Study proposes a novel approach for developing safer analgesics

Opioids are potent painkillers; however, their use is hampered as patients become tolerant to them, necessitating more and more doses. Overdoses result in respiratory depression and death.

Painkillers. Image Credit: FotoMirta/Shutterstock.com

Recent research by scientists from the UC Davis Center for Neuroscience contravenes existing opinions on how opioid drugs induce tolerance and respiratory depression. The study also proposes a novel, balanced approach in creating safer analgesics. The research was published on July 13^th, 2021, in the journal Neuropsychopharmacology.

The holy grail of opioid research is to determine the ideal properties of an opioid analgesic for maximizing pain relief while reducing the adverse side effects. This goal has become even more urgent in light of the devastation wreaked by the opioid overdose crises and the failure to identify other non-opioid targets for the treatment of severe and persistent pain.”

Jennifer Whistler, Study Senior Author and Professor, Physiology and Membrane Biology, UC Davis School of Medicine

Whistler is the associate director of the UC Davis Center for Neuroscience and has been exploring the neurobiology of addictive disorders and their comorbidities and means to create safer opioids for over two decades.

Searching for new opioids with fewer side effects

Opioid drugs operate by linking to the mu-opioid receptor (MOR) on cells. This receptor signals through G-protein and also engages a protein named arrestin-3.

The present view is that the engagement of the mu-opioid receptor with arrestin-3 is accountable for the two treatment-limiting side effects of opioids—the respiratory depressive effects that result in overdose death and the progress of analgesic tolerance that drives to dose escalation and heightened risk of addiction and overdose death.

This belief directed to an almost 20-year-long, highly visible hunt for new “ultra G protein biased” opioids that vigorously activate G protein without engaging arrestins.

This also directed to the investment of millions of dollars into the clinical development of these new “ultra-biased” opioids, along with newly FDA-approved Oliceridine, which Whistler anticipates will have a greater liability to develop tolerance and addiction than the present opioid therapeutics.

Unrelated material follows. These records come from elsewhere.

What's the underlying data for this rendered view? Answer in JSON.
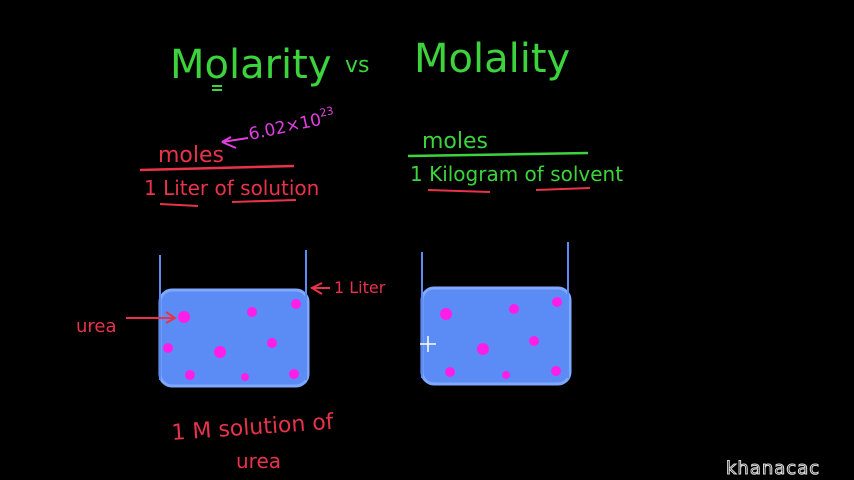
{
  "title": {
    "left": "Molarity",
    "middle": "vs",
    "right": "Molality"
  },
  "molarity": {
    "numerator": "moles",
    "avogadro": {
      "base": "6.02×10",
      "exponent": "23"
    },
    "denominator": "1 Liter of solution",
    "volume_label": "1 Liter",
    "solute_label": "urea",
    "caption": [
      "1 M solution of",
      "urea"
    ]
  },
  "molality": {
    "numerator": "moles",
    "denominator": "1 Kilogram of solvent"
  },
  "watermark": "khanacac"
}
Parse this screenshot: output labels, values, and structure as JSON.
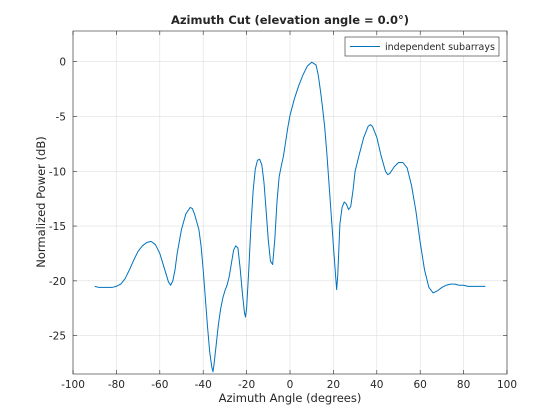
{
  "chart_data": {
    "type": "line",
    "title": "Azimuth Cut (elevation angle = 0.0°)",
    "xlabel": "Azimuth Angle (degrees)",
    "ylabel": "Normalized Power (dB)",
    "xlim": [
      -100,
      100
    ],
    "ylim": [
      -28.5,
      2.8
    ],
    "xticks": [
      -100,
      -80,
      -60,
      -40,
      -20,
      0,
      20,
      40,
      60,
      80,
      100
    ],
    "yticks": [
      0,
      -5,
      -10,
      -15,
      -20,
      -25
    ],
    "grid": true,
    "legend_position": "top-right",
    "series": [
      {
        "name": "independent subarrays",
        "color": "#0072bd",
        "points": [
          [
            -90,
            -20.5
          ],
          [
            -88,
            -20.6
          ],
          [
            -85,
            -20.6
          ],
          [
            -82,
            -20.6
          ],
          [
            -80,
            -20.5
          ],
          [
            -78,
            -20.3
          ],
          [
            -76,
            -19.8
          ],
          [
            -74,
            -19.0
          ],
          [
            -72,
            -18.1
          ],
          [
            -70,
            -17.3
          ],
          [
            -68,
            -16.8
          ],
          [
            -66,
            -16.5
          ],
          [
            -64,
            -16.4
          ],
          [
            -62,
            -16.7
          ],
          [
            -60,
            -17.5
          ],
          [
            -58,
            -18.8
          ],
          [
            -56,
            -20.1
          ],
          [
            -55,
            -20.4
          ],
          [
            -54,
            -20.0
          ],
          [
            -53,
            -19.0
          ],
          [
            -52,
            -17.5
          ],
          [
            -50,
            -15.3
          ],
          [
            -48,
            -13.9
          ],
          [
            -46,
            -13.3
          ],
          [
            -45,
            -13.4
          ],
          [
            -44,
            -13.9
          ],
          [
            -42,
            -15.3
          ],
          [
            -41,
            -16.8
          ],
          [
            -40,
            -19.0
          ],
          [
            -39,
            -21.6
          ],
          [
            -38,
            -24.2
          ],
          [
            -37,
            -26.5
          ],
          [
            -36,
            -27.9
          ],
          [
            -35.5,
            -28.3
          ],
          [
            -35,
            -27.6
          ],
          [
            -34,
            -25.8
          ],
          [
            -33,
            -24.0
          ],
          [
            -32,
            -22.6
          ],
          [
            -31,
            -21.6
          ],
          [
            -30,
            -20.9
          ],
          [
            -29,
            -20.4
          ],
          [
            -28,
            -19.6
          ],
          [
            -27,
            -18.4
          ],
          [
            -26,
            -17.2
          ],
          [
            -25,
            -16.8
          ],
          [
            -24,
            -17.0
          ],
          [
            -23,
            -18.8
          ],
          [
            -22,
            -21.0
          ],
          [
            -21,
            -22.9
          ],
          [
            -20.5,
            -23.3
          ],
          [
            -20,
            -22.5
          ],
          [
            -19,
            -19.0
          ],
          [
            -18,
            -15.0
          ],
          [
            -17,
            -11.8
          ],
          [
            -16,
            -9.8
          ],
          [
            -15,
            -9.0
          ],
          [
            -14,
            -8.9
          ],
          [
            -13,
            -9.4
          ],
          [
            -12,
            -11.0
          ],
          [
            -11,
            -13.6
          ],
          [
            -10,
            -16.3
          ],
          [
            -9,
            -18.2
          ],
          [
            -8,
            -18.5
          ],
          [
            -7,
            -16.2
          ],
          [
            -6,
            -12.8
          ],
          [
            -5,
            -10.5
          ],
          [
            -4,
            -9.5
          ],
          [
            -3,
            -8.6
          ],
          [
            -2,
            -7.3
          ],
          [
            -1,
            -6.0
          ],
          [
            0,
            -4.9
          ],
          [
            2,
            -3.4
          ],
          [
            4,
            -2.2
          ],
          [
            6,
            -1.2
          ],
          [
            8,
            -0.4
          ],
          [
            10,
            -0.05
          ],
          [
            12,
            -0.3
          ],
          [
            13,
            -1.2
          ],
          [
            14,
            -2.6
          ],
          [
            15,
            -4.2
          ],
          [
            16,
            -6.0
          ],
          [
            17,
            -8.4
          ],
          [
            18,
            -11.2
          ],
          [
            19,
            -14.0
          ],
          [
            20,
            -16.8
          ],
          [
            21,
            -19.5
          ],
          [
            21.5,
            -20.8
          ],
          [
            22,
            -19.5
          ],
          [
            23,
            -14.8
          ],
          [
            24,
            -13.3
          ],
          [
            25,
            -12.8
          ],
          [
            26,
            -13.0
          ],
          [
            27,
            -13.5
          ],
          [
            28,
            -13.2
          ],
          [
            29,
            -11.8
          ],
          [
            30,
            -10.0
          ],
          [
            32,
            -8.4
          ],
          [
            34,
            -6.9
          ],
          [
            36,
            -5.9
          ],
          [
            37,
            -5.75
          ],
          [
            38,
            -5.9
          ],
          [
            40,
            -6.9
          ],
          [
            42,
            -8.6
          ],
          [
            44,
            -10.0
          ],
          [
            45,
            -10.3
          ],
          [
            46,
            -10.2
          ],
          [
            48,
            -9.6
          ],
          [
            50,
            -9.2
          ],
          [
            52,
            -9.2
          ],
          [
            54,
            -9.7
          ],
          [
            56,
            -11.3
          ],
          [
            58,
            -13.6
          ],
          [
            60,
            -16.5
          ],
          [
            62,
            -19.0
          ],
          [
            64,
            -20.6
          ],
          [
            66,
            -21.1
          ],
          [
            68,
            -20.9
          ],
          [
            70,
            -20.6
          ],
          [
            72,
            -20.4
          ],
          [
            74,
            -20.3
          ],
          [
            76,
            -20.3
          ],
          [
            78,
            -20.4
          ],
          [
            80,
            -20.4
          ],
          [
            82,
            -20.5
          ],
          [
            84,
            -20.5
          ],
          [
            86,
            -20.5
          ],
          [
            88,
            -20.5
          ],
          [
            90,
            -20.5
          ]
        ]
      }
    ]
  }
}
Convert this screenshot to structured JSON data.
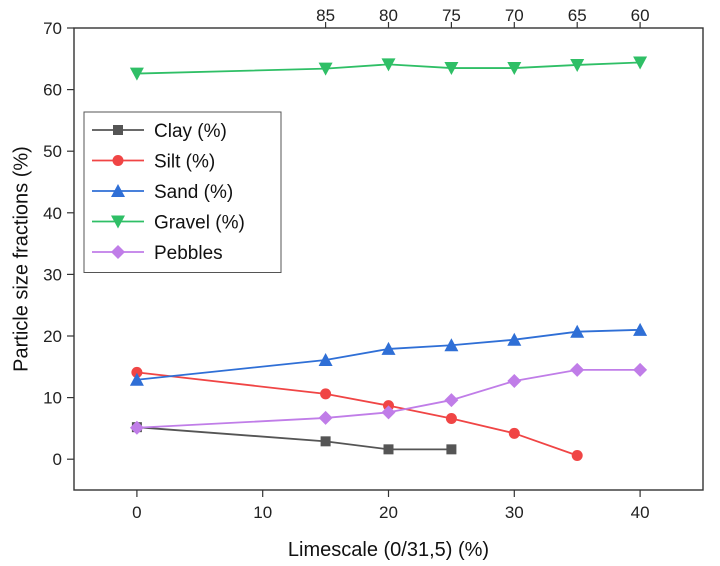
{
  "chart_data": {
    "type": "line",
    "xlabel": "Limescale (0/31,5) (%)",
    "ylabel": "Particle size fractions (%)",
    "xlim": [
      -5,
      45
    ],
    "ylim": [
      -5,
      70
    ],
    "xticks": [
      0,
      10,
      20,
      30,
      40
    ],
    "yticks": [
      0,
      10,
      20,
      30,
      40,
      50,
      60,
      70
    ],
    "top_axis": {
      "ticks": [
        {
          "x": 15,
          "label": "85"
        },
        {
          "x": 20,
          "label": "80"
        },
        {
          "x": 25,
          "label": "75"
        },
        {
          "x": 30,
          "label": "70"
        },
        {
          "x": 35,
          "label": "65"
        },
        {
          "x": 40,
          "label": "60"
        }
      ]
    },
    "legend_position": "upper-left",
    "grid": false,
    "series": [
      {
        "name": "Clay (%)",
        "color": "#555555",
        "marker": "square",
        "points": [
          [
            0,
            5.2
          ],
          [
            15,
            2.9
          ],
          [
            20,
            1.6
          ],
          [
            25,
            1.6
          ]
        ]
      },
      {
        "name": "Silt (%)",
        "color": "#f04545",
        "marker": "circle",
        "points": [
          [
            0,
            14.1
          ],
          [
            15,
            10.6
          ],
          [
            20,
            8.7
          ],
          [
            25,
            6.6
          ],
          [
            30,
            4.2
          ],
          [
            35,
            0.6
          ]
        ]
      },
      {
        "name": "Sand (%)",
        "color": "#2f6fd6",
        "marker": "triangle-up",
        "points": [
          [
            0,
            12.9
          ],
          [
            15,
            16.1
          ],
          [
            20,
            17.9
          ],
          [
            25,
            18.5
          ],
          [
            30,
            19.4
          ],
          [
            35,
            20.7
          ],
          [
            40,
            21.0
          ]
        ]
      },
      {
        "name": "Gravel (%)",
        "color": "#2fbf66",
        "marker": "triangle-down",
        "points": [
          [
            0,
            62.6
          ],
          [
            15,
            63.4
          ],
          [
            20,
            64.1
          ],
          [
            25,
            63.5
          ],
          [
            30,
            63.5
          ],
          [
            35,
            64.0
          ],
          [
            40,
            64.4
          ]
        ]
      },
      {
        "name": "Pebbles",
        "color": "#c07de8",
        "marker": "diamond",
        "points": [
          [
            0,
            5.1
          ],
          [
            15,
            6.7
          ],
          [
            20,
            7.6
          ],
          [
            25,
            9.6
          ],
          [
            30,
            12.7
          ],
          [
            35,
            14.5
          ],
          [
            40,
            14.5
          ]
        ]
      }
    ]
  }
}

Contrary to the prevailing hypothesis, we have found that arrestin-3 engagement prevents analgesic tolerance and does not exacerbate respiratory depression. We used a powerful combination of genetic and pharmacological approaches to demonstrate this point.”

Jennifer Whistler, Study Senior Author and Professor, Physiology and Membrane Biology, UC Davis School of Medicine

Researchers from the Whistler Lab challenged the existing hypothesis with a panel of six clinically appropriate opioid drugs and mice of three distinct genotypes with diverse abilities to encourage morphine-mediated arrestin-3 engagement.

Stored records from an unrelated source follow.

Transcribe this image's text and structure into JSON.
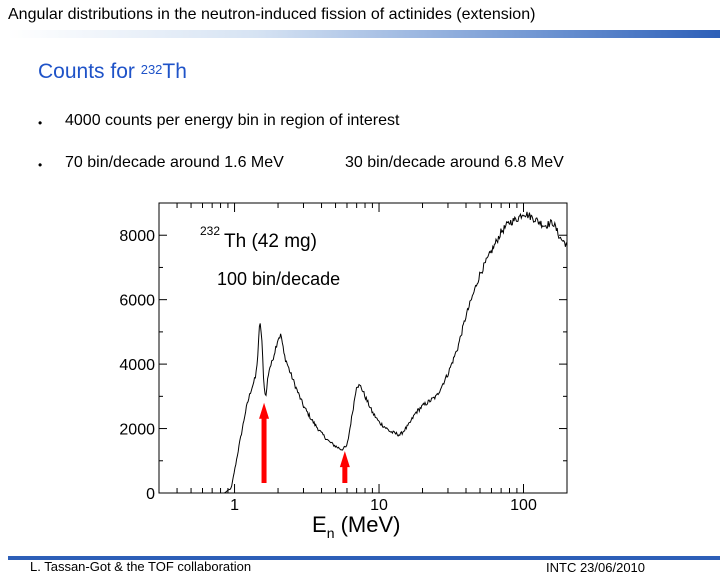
{
  "slide": {
    "title": "Angular distributions in the neutron-induced fission of actinides (extension)",
    "heading": {
      "prefix": "Counts for ",
      "isotope_mass": "232",
      "isotope_symbol": "Th"
    },
    "bullets": [
      {
        "marker": "•",
        "text": "4000 counts per energy bin in region of interest"
      },
      {
        "marker": "•",
        "text": "70 bin/decade around 1.6 MeV",
        "text2": "30 bin/decade around 6.8 MeV"
      }
    ],
    "footer_left": "L. Tassan-Got & the TOF collaboration",
    "footer_right": "INTC 23/06/2010"
  },
  "chart_data": {
    "type": "line",
    "x_scale": "log",
    "xlim": [
      0.3,
      200
    ],
    "ylim": [
      0,
      9000
    ],
    "xlabel": "E",
    "xlabel_sub": "n",
    "xlabel_unit": " (MeV)",
    "x_ticks": [
      1,
      10,
      100
    ],
    "x_tick_labels": [
      "1",
      "10",
      "100"
    ],
    "y_ticks": [
      0,
      2000,
      4000,
      6000,
      8000
    ],
    "y_tick_labels": [
      "0",
      "2000",
      "4000",
      "6000",
      "8000"
    ],
    "annotation_mass": "232",
    "annotation_text": "Th (42 mg)",
    "annotation_line2": "100 bin/decade",
    "arrows": [
      {
        "energy": 1.6,
        "counts_tip": 2800,
        "color": "#ff0000"
      },
      {
        "energy": 5.8,
        "counts_tip": 1300,
        "color": "#ff0000"
      }
    ],
    "series": [
      {
        "name": "232Th (42 mg)",
        "x": [
          0.85,
          0.95,
          1.0,
          1.1,
          1.2,
          1.3,
          1.4,
          1.45,
          1.5,
          1.55,
          1.6,
          1.65,
          1.7,
          1.75,
          1.8,
          1.9,
          2.0,
          2.1,
          2.2,
          2.4,
          2.7,
          3.0,
          3.5,
          4.0,
          4.5,
          5.0,
          5.5,
          6.0,
          6.5,
          7.0,
          7.5,
          8.0,
          9.0,
          10,
          12,
          14,
          16,
          18,
          20,
          25,
          30,
          35,
          40,
          50,
          60,
          70,
          80,
          90,
          100,
          110,
          120,
          140,
          160,
          180,
          200
        ],
        "y": [
          0,
          150,
          700,
          1700,
          2600,
          3200,
          3600,
          4300,
          5400,
          4600,
          3300,
          3000,
          3600,
          3900,
          4000,
          4400,
          4800,
          4900,
          4300,
          3800,
          3200,
          2700,
          2200,
          1850,
          1600,
          1450,
          1350,
          1450,
          2400,
          3350,
          3300,
          3000,
          2500,
          2200,
          1900,
          1800,
          2100,
          2500,
          2700,
          3000,
          3700,
          4500,
          5500,
          6800,
          7500,
          8100,
          8400,
          8500,
          8700,
          8600,
          8500,
          8300,
          8400,
          7900,
          7700
        ]
      }
    ]
  }
}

The researchers, in light of this genetic and pharmacological approach, demonstrated that arrestin-3 recruitment does not support respiratory depression and that effective arrestin-3 engagement lessened, rather than aggravated, the formation of analgesic tolerance.

New approach to developing opioid drugs

Whistler’s data indicates a completely new method for the advancement of opioid therapeutics.

Specifically, we propose a shift in effort to develop ‘balanced’ opioid analgesics that strongly promote arrestin-3 engagement, much like our endogenous endorphins do. In light of both the pressing need for new analgesics and the paradigm-shifting nature of our findings, we believe the time has come to try this new approach.”

Jennifer Whistler, Study Senior Author and Professor, Physiology and Membrane Biology, UC Davis School of Medicine

These research works propose that future advancement of safer opioids must concentrate on determining such “balanced” opioid ligands that engage both G protein and arrestin-3, to mirror the signaling profile of a majority of the endogenous mu-opioid receptor agonists.

“There are a plethora of biased agonists, including all the opioids we take for pain. We cannot know whether a balanced approach will lead to safer opioids until we have a library of such molecules to test,” concluded Whistler.